Carlsbad was all about the Carlsbad Caverns National Park, which we visited twice. Between the self-guided hike through the truly cavernous “Big Room” (nearly 4,000 feet long and 625 feet wide, per Wikipedia) and various ranger-led tours, you could spend several whole days here. Photography - even professional photography - doesn’t do the caverns justice, but of course we offer our humble photos as a taste of what’s down there. The enormous underground rooms are fantastical and breathtaking in their sheer scope and 360-degree panorama….an individual photograph can’t capture the awe of seeing endless varieties of speleothems (mineral formations) in the context of the entire cavern. The mind boggles at the vast eons – hundreds of millions of years! – that have produced this underground wonderland, waterdrop by waterdrop.

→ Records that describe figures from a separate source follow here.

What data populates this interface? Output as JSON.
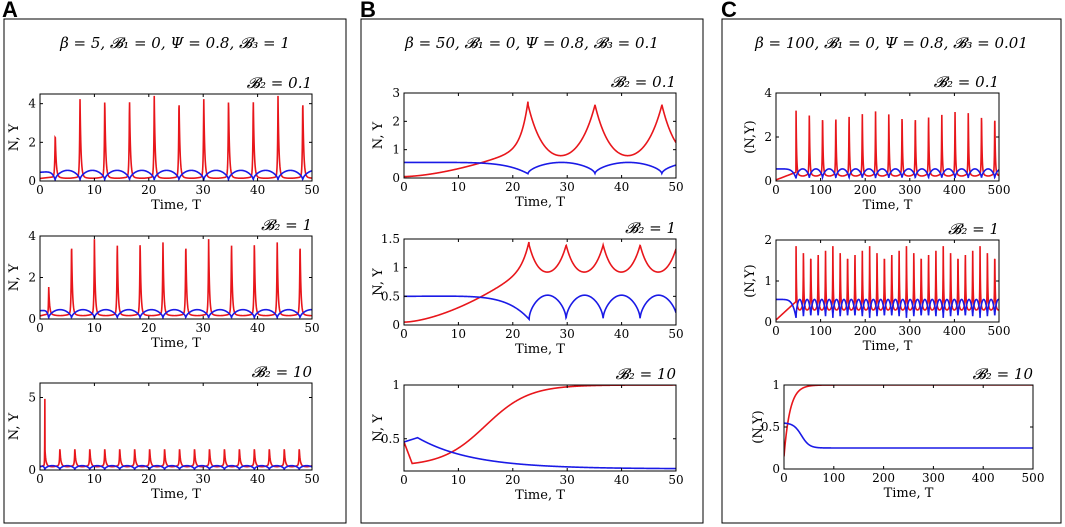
{
  "colors": {
    "N": "#e8161b",
    "Y": "#1a1ae6"
  },
  "chart_data": [
    {
      "panel": "A",
      "condition": "β = 5,  𝓑₁ = 0,  Ψ = 0.8,  𝓑₃ = 1",
      "subplots": [
        {
          "type": "line",
          "title": "𝓑₂ = 0.1",
          "xlabel": "Time, T",
          "ylabel": "N, Y",
          "xlim": [
            0,
            50
          ],
          "ylim": [
            0,
            4.5
          ],
          "xticks": [
            0,
            10,
            20,
            30,
            40,
            50
          ],
          "yticks": [
            0,
            2,
            4
          ],
          "series": [
            {
              "name": "N",
              "dynamics": "spike",
              "first_spike": 2.8,
              "period": 4.55,
              "peak": 4.4,
              "first_peak": 2.5,
              "base": 0.22,
              "decay": 0.5,
              "rise": 0.3
            },
            {
              "name": "Y",
              "dynamics": "oscillate",
              "start": 0.45,
              "max": 0.55,
              "min": 0.05,
              "first_spike": 2.8,
              "period": 4.55
            }
          ]
        },
        {
          "type": "line",
          "title": "𝓑₂ = 1",
          "xlabel": "Time, T",
          "ylabel": "N, Y",
          "xlim": [
            0,
            50
          ],
          "ylim": [
            0,
            4
          ],
          "xticks": [
            0,
            10,
            20,
            30,
            40,
            50
          ],
          "yticks": [
            0,
            2,
            4
          ],
          "series": [
            {
              "name": "N",
              "dynamics": "spike",
              "first_spike": 1.6,
              "period": 4.2,
              "peak": 3.85,
              "first_peak": 1.6,
              "base": 0.25,
              "decay": 0.45,
              "rise": 0.3
            },
            {
              "name": "Y",
              "dynamics": "oscillate",
              "start": 0.4,
              "max": 0.45,
              "min": 0.05,
              "first_spike": 1.6,
              "period": 4.2
            }
          ]
        },
        {
          "type": "line",
          "title": "𝓑₂ = 10",
          "xlabel": "Time, T",
          "ylabel": "N, Y",
          "xlim": [
            0,
            50
          ],
          "ylim": [
            0,
            6
          ],
          "xticks": [
            0,
            10,
            20,
            30,
            40,
            50
          ],
          "yticks": [
            0,
            5
          ],
          "series": [
            {
              "name": "N",
              "dynamics": "spike",
              "first_spike": 0.9,
              "period": 2.75,
              "peak": 1.55,
              "first_peak": 6.0,
              "base": 0.35,
              "decay": 0.45,
              "rise": 0.25
            },
            {
              "name": "Y",
              "dynamics": "oscillate",
              "start": 0.25,
              "max": 0.3,
              "min": 0.05,
              "first_spike": 0.9,
              "period": 2.75
            }
          ]
        }
      ]
    },
    {
      "panel": "B",
      "condition": "β = 50,  𝓑₁ = 0,  Ψ = 0.8,  𝓑₃ = 0.1",
      "subplots": [
        {
          "type": "line",
          "title": "𝓑₂ = 0.1",
          "xlabel": "Time, T",
          "ylabel": "N, Y",
          "xlim": [
            0,
            50
          ],
          "ylim": [
            0,
            3
          ],
          "xticks": [
            0,
            10,
            20,
            30,
            40,
            50
          ],
          "yticks": [
            0,
            1,
            2,
            3
          ],
          "series": [
            {
              "name": "N",
              "dynamics": "cusp",
              "first_spike": 22.8,
              "period": 12.3,
              "peak": 2.85,
              "start": 0.05,
              "base": 0.15,
              "rise": 3.0
            },
            {
              "name": "Y",
              "dynamics": "oscillate",
              "start": 0.55,
              "max": 0.55,
              "min": 0.15,
              "first_spike": 22.8,
              "period": 12.3
            }
          ]
        },
        {
          "type": "line",
          "title": "𝓑₂ = 1",
          "xlabel": "Time, T",
          "ylabel": "N, Y",
          "xlim": [
            0,
            50
          ],
          "ylim": [
            0,
            1.5
          ],
          "xticks": [
            0,
            10,
            20,
            30,
            40,
            50
          ],
          "yticks": [
            0,
            0.5,
            1,
            1.5
          ],
          "series": [
            {
              "name": "N",
              "dynamics": "cusp",
              "first_spike": 23.0,
              "period": 6.8,
              "peak": 1.5,
              "start": 0.05,
              "base": 0.75,
              "rise": 1.8
            },
            {
              "name": "Y",
              "dynamics": "oscillate",
              "start": 0.5,
              "max": 0.52,
              "min": 0.1,
              "first_spike": 23.0,
              "period": 6.8
            }
          ]
        },
        {
          "type": "line",
          "title": "𝓑₂ = 10",
          "xlabel": "Time, T",
          "ylabel": "N, Y",
          "xlim": [
            0,
            50
          ],
          "ylim": [
            0.2,
            1
          ],
          "xticks": [
            0,
            10,
            20,
            30,
            40,
            50
          ],
          "yticks": [
            0.5,
            1
          ],
          "series": [
            {
              "name": "N",
              "dynamics": "sigmoid",
              "start": 0.47,
              "min": 0.27,
              "t_min": 1.5,
              "plateau": 1.0,
              "t_mid": 15
            },
            {
              "name": "Y",
              "dynamics": "decay",
              "start": 0.47,
              "peak": 0.51,
              "t_peak": 2.5,
              "end": 0.22,
              "tau": 10
            }
          ]
        }
      ]
    },
    {
      "panel": "C",
      "condition": "β = 100,  𝓑₁ = 0,  Ψ = 0.8,  𝓑₃ = 0.01",
      "subplots": [
        {
          "type": "line",
          "title": "𝓑₂ = 0.1",
          "xlabel": "Time, T",
          "ylabel": "(N,Y)",
          "xlim": [
            0,
            500
          ],
          "ylim": [
            0,
            4
          ],
          "xticks": [
            0,
            100,
            200,
            300,
            400,
            500
          ],
          "yticks": [
            0,
            2,
            4
          ],
          "series": [
            {
              "name": "N",
              "dynamics": "spike",
              "first_spike": 45,
              "period": 29.7,
              "peak": 3.2,
              "first_peak": 3.2,
              "base": 0.35,
              "decay": 3.5,
              "rise": 2.5,
              "startup": true
            },
            {
              "name": "Y",
              "dynamics": "oscillate",
              "start": 0.55,
              "max": 0.55,
              "min": 0.12,
              "first_spike": 45,
              "period": 29.7
            }
          ]
        },
        {
          "type": "line",
          "title": "𝓑₂ = 1",
          "xlabel": "Time, T",
          "ylabel": "(N,Y)",
          "xlim": [
            0,
            500
          ],
          "ylim": [
            0,
            2
          ],
          "xticks": [
            0,
            100,
            200,
            300,
            400,
            500
          ],
          "yticks": [
            0,
            1,
            2
          ],
          "series": [
            {
              "name": "N",
              "dynamics": "spike",
              "first_spike": 45,
              "period": 16.5,
              "peak": 1.85,
              "first_peak": 1.85,
              "base": 0.45,
              "decay": 2.5,
              "rise": 2.0,
              "startup": true
            },
            {
              "name": "Y",
              "dynamics": "oscillate",
              "start": 0.55,
              "max": 0.55,
              "min": 0.1,
              "first_spike": 45,
              "period": 16.5
            }
          ]
        },
        {
          "type": "line",
          "title": "𝓑₂ = 10",
          "xlabel": "Time, T",
          "ylabel": "(N,Y)",
          "xlim": [
            0,
            500
          ],
          "ylim": [
            0,
            1
          ],
          "xticks": [
            0,
            100,
            200,
            300,
            400,
            500
          ],
          "yticks": [
            0,
            0.5,
            1
          ],
          "series": [
            {
              "name": "N",
              "dynamics": "saturate",
              "start": 0.15,
              "end": 1.0,
              "tau": 12
            },
            {
              "name": "Y",
              "dynamics": "drop",
              "start": 0.55,
              "end": 0.25,
              "t_mid": 35,
              "width": 8
            }
          ]
        }
      ]
    }
  ]
}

Plus, it’s just plain weird being so far underground.
My favorite restrooms!
You can take an elevator down into the cavern, but we walked the 1.25 mile Natural Entrance trail that winds steeply downward into the cavern, where you’re ultimately about 800 feet underground. At the beginning of the trek, swallows dart about overhead; then daylight fades quickly in the descent, and the faint-stomached may grow queasy at the sickly-sweet reek of guano (bat poop) that accompanies the passing of the light. Fortunately this aroma tapers off quickly after the first several hundred feet of the trail.
We paused as we descended to photograph one other-worldly mineral formation after another. However when we got to the huge “rooms” that comprise the cavern proper, we realized we’d really been just scratching the surface of formations. Speleothems were everywhere, piled on top of each other, each formation more bizarre than the last…words fail. You just have to see it. And even then, the whole scene is almost too much – you want to gaze and gawk and honor the amazingness of each formation, but you realize you’ll be down there the rest of your life if you do.
Called the "Lion's tail" by whoever names such things.
Called "The bashful elephant"
These formations are generically called "draperies"
Absolutely! It's a great place and we love the southwestern deserts. Carlsbad is on the northeastern fringe of the Chihuahan Desert (it's true, I looked it up!), so that counts. If we were to visit the caverns again, we'd probably try to do less, spending more time appreciating small parts of it rather than trying to breeze through everything. The history of the popularization of the caverns is also quite interesting. Jim White chronicled his adventures there as he tried to convince the outside world of the fantastic place he'd discovered; his book is out of print, though available from used book dealers.
Carlsbad seemed like an OK place, but if I had to choose a place in a southwestern desert to live, Carlsbad doesn't exert any particular draw. It's on the Pecos River and at least one of us really likes to say "Pecos River" for some reason probably rooted in his childhood. But, as this one person noted, one can say "Pecos River" all day long without actually living next to it.